Whether you’ve recently lost your job or simply bit off more than you can chew when you purchased a new car, there are times when making monthly car payments can seem next to impossible. If you’re having difficulty paying your bills, it’s time to re-examine your options before you default on your loan. Missing car payments could lead to your car being repossessed and your credit damaged, so the sooner you can take action the better.
Go Back to the Dealer
One of the first options is to try and take your car back to the dealership. You can speak to the finance manager about the possibility of trading in your car for a more affordable model. For example, Hyundai has a policy that allows you to return your car within the first 12 months of purchase if there’s a change in your financial circumstances. The exchange policy will vary by dealer, but it doesn’t hurt to ask. However, it’s important to bear in mind that the value of a new car depreciates as soon as it’s driven off the lot. Even after only a few months of owning a new car, you may owe more than what it’s currently worth and you would need to pay the difference.
Refinance your Loan
Another option is to speak directly to your lender. It’s in the best interest of a lender to keep you as a customer, so they may be willing to work with you to refinance your loan. If your Subaru Forester is proving to be too much car for you, before you call the lender it’s a good idea to determine what you still owe on the car and what used Subaru Foresters are currently worth by looking at listings sites like Motoring. This will help you negotiate. The lender may be willing to extend your loan period to lower your monthly payments, although you’ll pay more interest in the long run.
Sell your Car
Rather than selling the car back to the dealer, you could try to sell it privately to pay off your loan. You may need to take out a separate personal loan to cover the difference if you owe more than what the car is currently worth. After selling the car, you could look at more affordable used vehicles as an alternative mode of transportation. Rather than selling the car to pay off the loan, another option is to find a buyer who would be willing to take the loan from you and continue making payments.
Transfer your Lease
If you are locked into a lease agreement, the situation can be a bit trickier.
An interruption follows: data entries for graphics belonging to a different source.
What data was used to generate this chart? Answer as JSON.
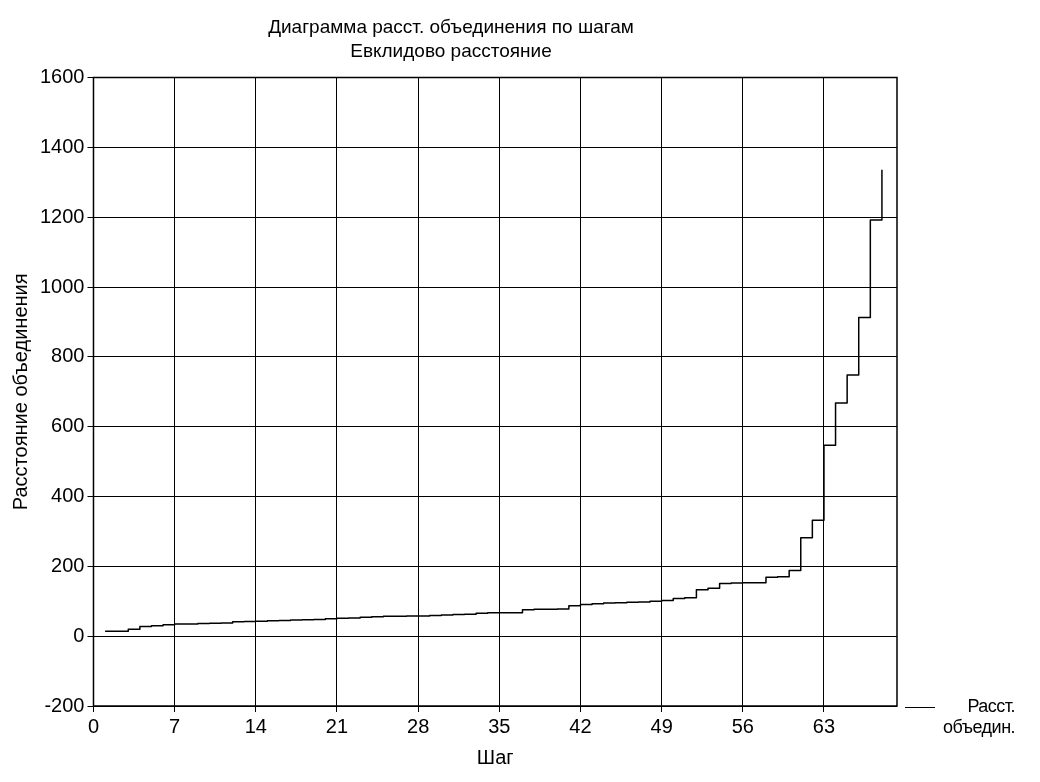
{
  "chart_data": {
    "type": "step",
    "title": "Диаграмма расст. объединения по шагам",
    "subtitle": "Евклидово расстояние",
    "xlabel": "Шаг",
    "ylabel": "Расстояние объединения",
    "xlim": [
      0,
      69.3
    ],
    "xticks": [
      0,
      7,
      14,
      21,
      28,
      35,
      42,
      49,
      56,
      63
    ],
    "ylim": [
      -200,
      1600
    ],
    "yticks": [
      -200,
      0,
      200,
      400,
      600,
      800,
      1000,
      1200,
      1400,
      1600
    ],
    "grid": true,
    "legend": "bottom right",
    "marker": "none",
    "line_style": "solid",
    "x": [
      1,
      2,
      3,
      4,
      5,
      6,
      7,
      8,
      9,
      10,
      11,
      12,
      13,
      14,
      15,
      16,
      17,
      18,
      19,
      20,
      21,
      22,
      23,
      24,
      25,
      26,
      27,
      28,
      29,
      30,
      31,
      32,
      33,
      34,
      35,
      36,
      37,
      38,
      39,
      40,
      41,
      42,
      43,
      44,
      45,
      46,
      47,
      48,
      49,
      50,
      51,
      52,
      53,
      54,
      55,
      56,
      57,
      58,
      59,
      60,
      61,
      62,
      63,
      64,
      65,
      66,
      67,
      68
    ],
    "series": [
      {
        "name": "Расст.\nобъедин.",
        "color": "#000000",
        "values": [
          14,
          14,
          20,
          28,
          30,
          33,
          35,
          35,
          36,
          37,
          38,
          41,
          42,
          43,
          44,
          45,
          46,
          47,
          48,
          50,
          51,
          52,
          54,
          56,
          57,
          57,
          58,
          58,
          59,
          61,
          62,
          63,
          66,
          67,
          67,
          67,
          76,
          77,
          77,
          78,
          87,
          91,
          93,
          95,
          96,
          97,
          98,
          100,
          102,
          108,
          110,
          133,
          137,
          151,
          152,
          153,
          153,
          169,
          170,
          188,
          282,
          332,
          547,
          668,
          748,
          913,
          1192,
          1336
        ]
      }
    ]
  }
}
You don’t own the car so you can’t sell it to pay off your loan, and if you return it the dealer you’d still have to pay off the remainder of your lease. However, you may be able to find someone who could take over the payments for you in a lease transfer.
When you can’t afford to pay your bills, it’s natural to worry. However, before you panic it’s a good idea to think carefully about these options to determine if any of them could work for you. The first step is to admit that you can’t afford your car, and to take action before you get in any deeper into debt. In most cases, lenders and dealers alike will want to work with you to minimise damage on all accounts.